Судебный пристав ушел. Решительная минута настала. Он пытался сосредоточиться, но это ему не удавалось. Когда особенно необходимо связать все нити размышления с мучительными подробностями действительной жизни, тогда-то эти нити и рвутся чаще всего. Он находился сейчас в том помещении, где судьи совещаются и выносят обвинительные приговоры. С каким-то тупым спокойствием он рассматривал эту мирную и вместе с тем грозную комнату, где было разбито столько жизней, где через несколько мгновений должно было прозвучать его имя и куда привела его в эту минуту судьба. Он оглядывал стены, оглядывался на себя и не верил, что это именно та комната, не верил, что это именно он.
Он ничего не ел более суток, он был весь разбит от тряски экипажа, но не чувствовал этого; ему казалось, что он вообще ничего не чувствует.

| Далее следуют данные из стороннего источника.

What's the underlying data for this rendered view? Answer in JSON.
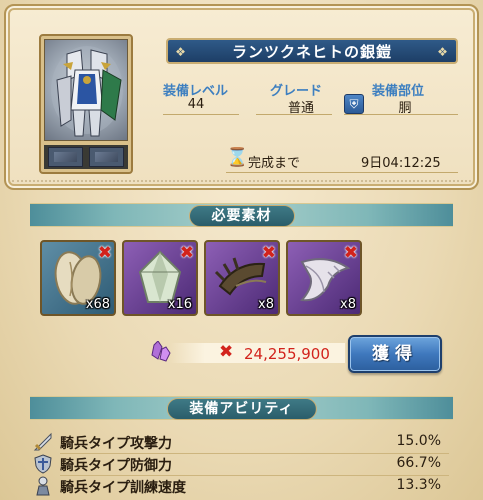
{
  "equipment": {
    "name": "ランツクネヒトの銀鎧",
    "stats": [
      {
        "label": "装備レベル",
        "value": "44"
      },
      {
        "label": "グレード",
        "value": "普通"
      },
      {
        "label": "装備部位",
        "value": "胴"
      }
    ],
    "timer": {
      "label": "完成まで",
      "value": "9日04:12:25"
    }
  },
  "materials_section": {
    "title": "必要素材",
    "items": [
      {
        "icon": "cotton-material-icon",
        "count": "x68"
      },
      {
        "icon": "crystal-material-icon",
        "count": "x16"
      },
      {
        "icon": "claw-material-icon",
        "count": "x8"
      },
      {
        "icon": "feather-material-icon",
        "count": "x8"
      }
    ]
  },
  "cost": {
    "value": "24,255,900"
  },
  "acquire_button": "獲得",
  "ability_section": {
    "title": "装備アビリティ",
    "items": [
      {
        "name": "騎兵タイプ攻撃力",
        "value": "15.0%",
        "icon": "sword-icon"
      },
      {
        "name": "騎兵タイプ防御力",
        "value": "66.7%",
        "icon": "shield-icon"
      },
      {
        "name": "騎兵タイプ訓練速度",
        "value": "13.3%",
        "icon": "knight-icon"
      }
    ]
  },
  "colors": {
    "accent_blue": "#3d7fc0",
    "missing_red": "#d2231c",
    "banner_navy": "#1d3e66",
    "section_teal": "#2a5d6a"
  }
}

Он подошел к стене, где под стеклом в черной рамке висело старинное собственноручное письмо Жана-Никола Паша, парижского мэра и министра, которое было помечено, должно быть по ошибке, девятым июня II года и в котором Паш посылал местной общине список министров и депутатов, находящихся под домашним арестом. Посторонний свидетель, которому случилось бы увидеть его и наблюдать за ним в эту минуту, без сомнения, подумал бы, что это письмо сильно его заинтересовало, так как он не отрывал от него глаз и перечел его раза три кряду. В действительности же он читал его машинально, не вникая в смысл. Он думал о Фантине и о Козетте.

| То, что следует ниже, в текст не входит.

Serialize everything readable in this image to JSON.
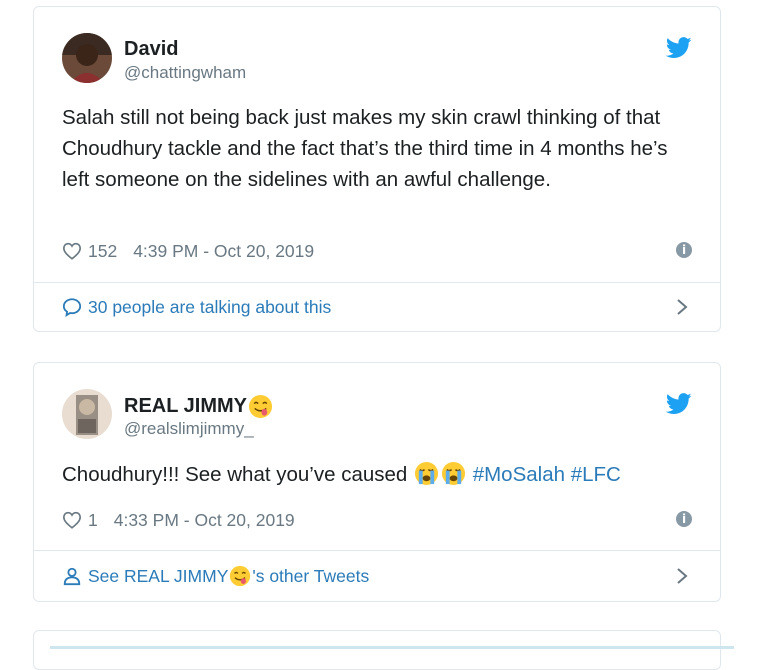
{
  "tweets": [
    {
      "author_name": "David",
      "author_handle": "@chattingwham",
      "text": "Salah still not being back just makes my skin crawl thinking of that Choudhury tackle and the fact that’s the third time in 4 months he’s left someone on the sidelines with an awful challenge.",
      "likes": "152",
      "timestamp": "4:39 PM - Oct 20, 2019",
      "footer_text": "30 people are talking about this",
      "footer_icon": "speech-bubble-icon"
    },
    {
      "author_name": "REAL JIMMY",
      "author_name_emoji": "savoring-food-face-emoji",
      "author_handle": "@realslimjimmy_",
      "text_plain": "Choudhury!!! See what you’ve caused",
      "text_emojis": [
        "loudly-crying-face-emoji",
        "loudly-crying-face-emoji"
      ],
      "hashtags": [
        "#MoSalah",
        "#LFC"
      ],
      "likes": "1",
      "timestamp": "4:33 PM - Oct 20, 2019",
      "footer_text_prefix": "See REAL JIMMY",
      "footer_text_suffix": "'s other Tweets",
      "footer_icon": "person-icon"
    }
  ],
  "colors": {
    "link": "#2b7bb9",
    "muted": "#697882",
    "border": "#e1e8ed",
    "twitter_blue": "#1da1f2"
  }
}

Все еще погруженный в размышления, он рассеянно отвернулся и увидел медную ручку двери, отделявшей его от залы заседаний. Он почти совсем забыл об этой двери. Взгляд его, вначале спокойный, остановился на этой медной ручке и уже не отрывался от нее; потом он сделался напряженным, растерянным, и в нем все яснее стал проступать ужас. Волосы у него стали влажными от пота, крупные капли потекли по вискам.

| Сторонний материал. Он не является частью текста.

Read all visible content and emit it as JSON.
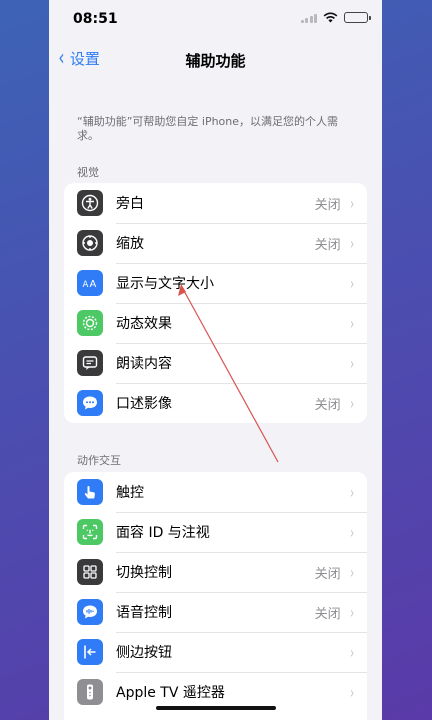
{
  "status_bar": {
    "time": "08:51"
  },
  "nav": {
    "back_label": "设置",
    "title": "辅助功能"
  },
  "intro_text": "“辅助功能”可帮助您自定 iPhone，以满足您的个人需求。",
  "sections": [
    {
      "header": "视觉",
      "items": [
        {
          "label": "旁白",
          "value": "关闭",
          "icon": "voiceover-icon",
          "color": "#3a3a3c"
        },
        {
          "label": "缩放",
          "value": "关闭",
          "icon": "zoom-icon",
          "color": "#3a3a3c"
        },
        {
          "label": "显示与文字大小",
          "value": "",
          "icon": "text-size-icon",
          "color": "#2f7cf6"
        },
        {
          "label": "动态效果",
          "value": "",
          "icon": "motion-icon",
          "color": "#4cc964"
        },
        {
          "label": "朗读内容",
          "value": "",
          "icon": "spoken-content-icon",
          "color": "#3a3a3c"
        },
        {
          "label": "口述影像",
          "value": "关闭",
          "icon": "audio-description-icon",
          "color": "#2f7cf6"
        }
      ]
    },
    {
      "header": "动作交互",
      "items": [
        {
          "label": "触控",
          "value": "",
          "icon": "touch-icon",
          "color": "#2f7cf6"
        },
        {
          "label": "面容 ID 与注视",
          "value": "",
          "icon": "face-id-icon",
          "color": "#4cc964"
        },
        {
          "label": "切换控制",
          "value": "关闭",
          "icon": "switch-control-icon",
          "color": "#3a3a3c"
        },
        {
          "label": "语音控制",
          "value": "关闭",
          "icon": "voice-control-icon",
          "color": "#2f7cf6"
        },
        {
          "label": "侧边按钮",
          "value": "",
          "icon": "side-button-icon",
          "color": "#2f7cf6"
        },
        {
          "label": "Apple TV 遥控器",
          "value": "",
          "icon": "apple-tv-remote-icon",
          "color": "#8e8e93"
        }
      ]
    }
  ],
  "annotation_color": "#d9534f"
}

Вдруг он сделал решительный и возмущенный жест, — тот не поддающийся описанию жест, который должен выражать и так ясно выражает: «Черт возьми! Да кто же может меня заставить?» Затем он решительно повернулся, увидел перед собой дверь, через которую только что вошел сюда, приблизился к ней, открыл ее и вышел. Он покинул эту комнату; теперь он был вне ее, в коридоре, в длинном и узком коридоре со ступеньками и переходами, образовывавшем множество углов и поворотов, скупо освещенном фонарями, напоминавшими ночники у изголовья больного, — словом, в том самом коридоре, через который он проходил, направляясь в совещательную комнату. Он вздохнул свободнее и прислушался: ни малейшего шума ни впереди, ни позади, он пустился бежать, словно спасаясь от погони.